Temporary Insanity

It’s that time of year, again, when the children get to go visit their favorite place in the whole world. They get adored and loved on and… stuck with needles, probed, and a host of other unpleasant things. Going to the doctor just sucks. This year, George actually did better than ever. As a spook, he has issues with people he doesn’t “know,” and even though he’s been to the vet more than a dozen times since he joined the family, it really doesn’t matter. He’s still spooky and shy, but this time, he did a little better. Crookshanks, however, my normally social butterfly, had what can only be described as a psychotic episode.

CrookshanksSince I got Crook in December, 2014, he’s been back to the vet’s office three times: first for a shot update, second when I switched foods and his tummy rebelled horrifically, and third when he stopped eating back this past December. His first visit was no big deal. He got into the carrier fairly easily. The second visit, he was mildly bothered. I say mildly only in comparison to the episode this Saturday. It took Auntie Lynn and me about ten minutes to get him in his carrier and that only after I spent ten minutes alone, and he spilled my blood. We finally made it to the vet, where I purchased a leash and harness. He was enthralled.
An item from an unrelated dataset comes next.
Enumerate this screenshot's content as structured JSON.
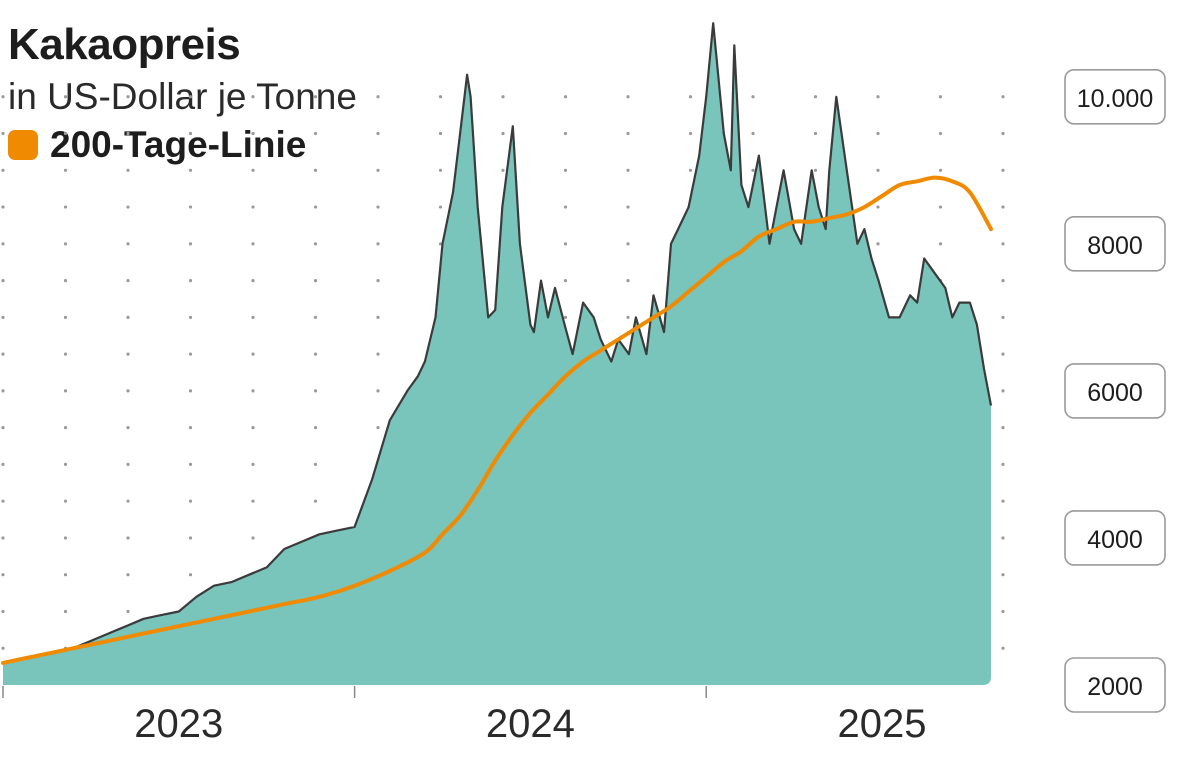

The third visit was all leash-and-harness, and he did great despite feeling like poo.

We have also taken several trips to our greyhound adoption group to do some “cat-testing.” He went through those ordeals like a true champ! No issues. He let the greys sniff him (some tried to eat him), but he never got feisty. He was the perfect puss.

On Saturday, when we walked in the door, he was in my arms with George out in front on his leash. Suddenly, he was quite literally fighting me tooth and nail. I ended up dropping him on the floor, and he ran into the little children’s play area they have there in the office. We got George off into an exam room, and I went to pick up Crook. He hissed, spat, and clawed the crap out of my hand. He was livid. The problem, it would seem, was Joseph, the office cat. He had come out and was sitting on the front desk. Crook was not having any of that.

I eventually was able to scruff him and haul him off into the exam room. They worked on George first, to try and let Crook calm down. By the time we were ready for him he was still having a hissy fit. I have more than 10 “holes” in my hands, not scratches, but holes where he latched on with those needle sharp claws and just held on for dear life. They brought out the gloves and a towel to try to catch him. He was having none of that. He was screaming worse than any cat fight I’ve ever heard. The GSOD (greyhound scream of death) is an insignificant whisper compared to the yowling coming out of that cat. You’d have thought he was being mauled by a rabid dog.

It ended up taking ten to fifteen minutes for two techs, two pairs of gloves, and two towels to catch the little beastie and get him into the plastic box. The plastic box then had two receptacles that are used to pump in anesthetic gas. So, yes, we gassed my cat. He was still snarling and growling after. They were able to clean him up (he had made rather a mess of himself in his hissy fit), give him his shots, cut off his nails, and get him in a kennel. When they brought him out to me he was fairly alert, but loggy, and still a bit snarly. We managed to get him in the truck without any additional drama.

Once we got home, it took him about half an hour of hiding under the bed and out on the porch before he climbed up in my lap, curled up, and slept for two hours. Seriously, psychotic episode. He has been perfectly fine since. What the heck?